Some applications cannot be operated effectively through a browser, and edbrowse does not claim to be the universal solution to accessibility.  Consider Microsoft Excel, a well known spreadsheet application.  Imagine a conversion utility that transforms an xls file to an interactive web page, ready for manipulation by your favorite browser.  Each cell becomes an input field in a fill-out form, and the cells are arranged in rows and columns inside an html table.  As data is modified, javascript formulas compute totals and averages, as Excel normally does.  This works well for small data sets, yet some spreadsheets contain hundreds of columns and thousands of rows.  Your eyes easily drift down column 79, looking for trends in the data, but edbrowse cannot do this.  Long lines are tolerated, but there is no convenient way to jump to column 79.  Nor can you easily locate the "payment" column for the row associated with customer "Mary Smith".  Either edbrowse must be augmented with new "spreadsheet" features, or a linear version of Excel must be developed, with novel commands designed to locate and modify individual cells.
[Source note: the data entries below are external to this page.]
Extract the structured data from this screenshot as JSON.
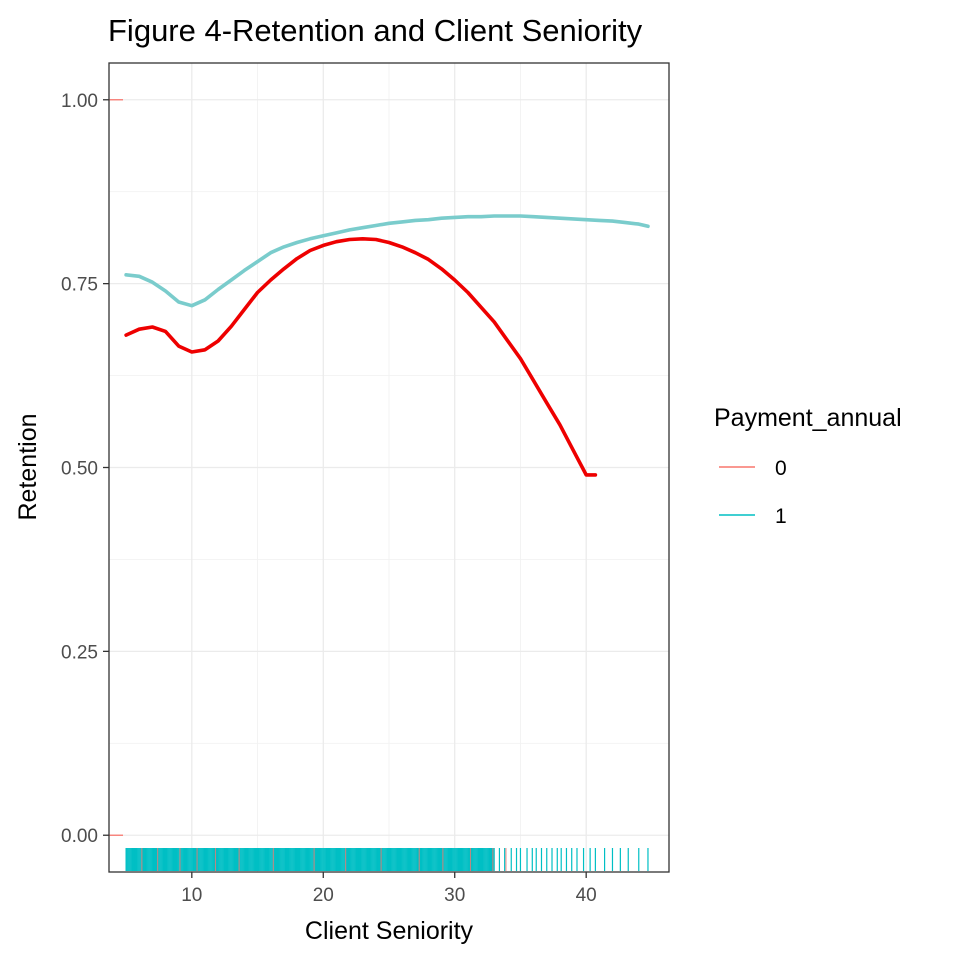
{
  "chart_data": {
    "type": "line",
    "title": "Figure 4-Retention and Client Seniority",
    "xlabel": "Client Seniority",
    "ylabel": "Retention",
    "xlim": [
      3.7,
      46.3
    ],
    "ylim": [
      -0.05,
      1.05
    ],
    "x_ticks": [
      {
        "value": 10,
        "label": "10"
      },
      {
        "value": 20,
        "label": "20"
      },
      {
        "value": 30,
        "label": "30"
      },
      {
        "value": 40,
        "label": "40"
      }
    ],
    "y_ticks": [
      {
        "value": 0.0,
        "label": "0.00"
      },
      {
        "value": 0.25,
        "label": "0.25"
      },
      {
        "value": 0.5,
        "label": "0.50"
      },
      {
        "value": 0.75,
        "label": "0.75"
      },
      {
        "value": 1.0,
        "label": "1.00"
      }
    ],
    "grid": true,
    "legend": {
      "title": "Payment_annual",
      "position": "right",
      "entries": [
        {
          "label": "0",
          "color": "#F8766D"
        },
        {
          "label": "1",
          "color": "#00BFC4"
        }
      ]
    },
    "series": [
      {
        "name": "0",
        "color": "#EE0000",
        "x": [
          5,
          6,
          7,
          8,
          9,
          10,
          11,
          12,
          13,
          14,
          15,
          16,
          17,
          18,
          19,
          20,
          21,
          22,
          23,
          24,
          25,
          26,
          27,
          28,
          29,
          30,
          31,
          32,
          33,
          34,
          35,
          36,
          37,
          38,
          39,
          40,
          40.7
        ],
        "y": [
          0.68,
          0.688,
          0.691,
          0.685,
          0.665,
          0.657,
          0.66,
          0.672,
          0.692,
          0.715,
          0.738,
          0.755,
          0.77,
          0.784,
          0.795,
          0.802,
          0.807,
          0.81,
          0.811,
          0.81,
          0.806,
          0.8,
          0.792,
          0.783,
          0.77,
          0.755,
          0.738,
          0.718,
          0.698,
          0.673,
          0.648,
          0.618,
          0.588,
          0.558,
          0.524,
          0.49,
          0.49
        ]
      },
      {
        "name": "1",
        "color": "#7ACCCC",
        "x": [
          5,
          6,
          7,
          8,
          9,
          10,
          11,
          12,
          13,
          14,
          15,
          16,
          17,
          18,
          19,
          20,
          21,
          22,
          23,
          24,
          25,
          26,
          27,
          28,
          29,
          30,
          31,
          32,
          33,
          34,
          35,
          36,
          37,
          38,
          39,
          40,
          41,
          42,
          43,
          44,
          44.7
        ],
        "y": [
          0.762,
          0.76,
          0.752,
          0.74,
          0.725,
          0.72,
          0.728,
          0.742,
          0.755,
          0.768,
          0.78,
          0.792,
          0.8,
          0.806,
          0.811,
          0.815,
          0.819,
          0.823,
          0.826,
          0.829,
          0.832,
          0.834,
          0.836,
          0.837,
          0.839,
          0.84,
          0.841,
          0.841,
          0.842,
          0.842,
          0.842,
          0.841,
          0.84,
          0.839,
          0.838,
          0.837,
          0.836,
          0.835,
          0.833,
          0.831,
          0.828
        ]
      }
    ],
    "rug_y": [
      {
        "value": 1.0,
        "group": "0"
      },
      {
        "value": 0.0,
        "group": "0"
      }
    ]
  }
}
This holds true for any program where eye movements (which lie outside the purview of the screen interface) must be converted into commands and responses, entirely new pathways for the linear version of the same application.  Think of the application as a conversation between the program and the user.  When the user ignores 95% of what the program "says", and selects the relevant 5% by moving his eyes, that conversation must change in fundamental ways to be blind-friendly.  Most screen programs implement this type of mega-output conversation; that is in fact the screen paradigm.  For this reason, screen programs with high data rates must be redesigned from the ground up to run efficiently in text mode.  At the same time, simpler programs can often be restructured to generate html or xml, which gives the user control over his interface through specialized clients.

In the Background

Although edbrowse was designed to make the Internet accessible to the disabled community, it has some unique features which have attracted the attention of Unix administrators and developers.  Most browsers assume the presence of a human operator, to read the screen and click the mouse.  In contrast, edbrowse can simply read a set of commands from a file.  In addition, edbrowse includes a scripting language, with conditional logic, loops, and functions.  A background cron job, run every morning by the computer, can review the contents of several web pages, and send mail to the operator if certain conditions are met.  In other words, edbrowse is well suited to batch processing, without human intervention.  In theory, the same tasks could be accomplished by a shell script, calling upon wget and grep and the like, but a self-contained edbrowse script is easier to write and maintain.  This is why grml, a distribution aimed at system administrators, was the first to include edbrowse in its standard release.  Others, such as debian, and even Free BSD, now offer edbrowse in their distributions.

Summary

Although edbrowse has become a useful tool for batch jobs on the Internet, the main focus continues to be accessibility.  Pasting a screen reader on top of Explorer is a good beginning, but it hardly creates a level playing field.  The disabled community deserves better.  The editor, the browser, the mail client, and the spreadsheet can be made much more efficient for the blind, blind-deaf, and motor impaired, if we would just take the time to redesign them with the user's needs in mind.  Once these critical applications are transformed, other utilities can be modified to leverage these clients, as illustrated by an emerging suite of web based tools and services.  These efforts should be funded at the federal level, but sadly, they have received little support from government or industry to date.  When everyone has access to computers, laptops, and the internet, we all benefit.  Sir Bert Massie, Chairman of the Disability Rights Commission, said it best.  "The overall vision must be one of a society in which everyone (disabled and non-disabled alike) can flourish and participate fully as equal citizens."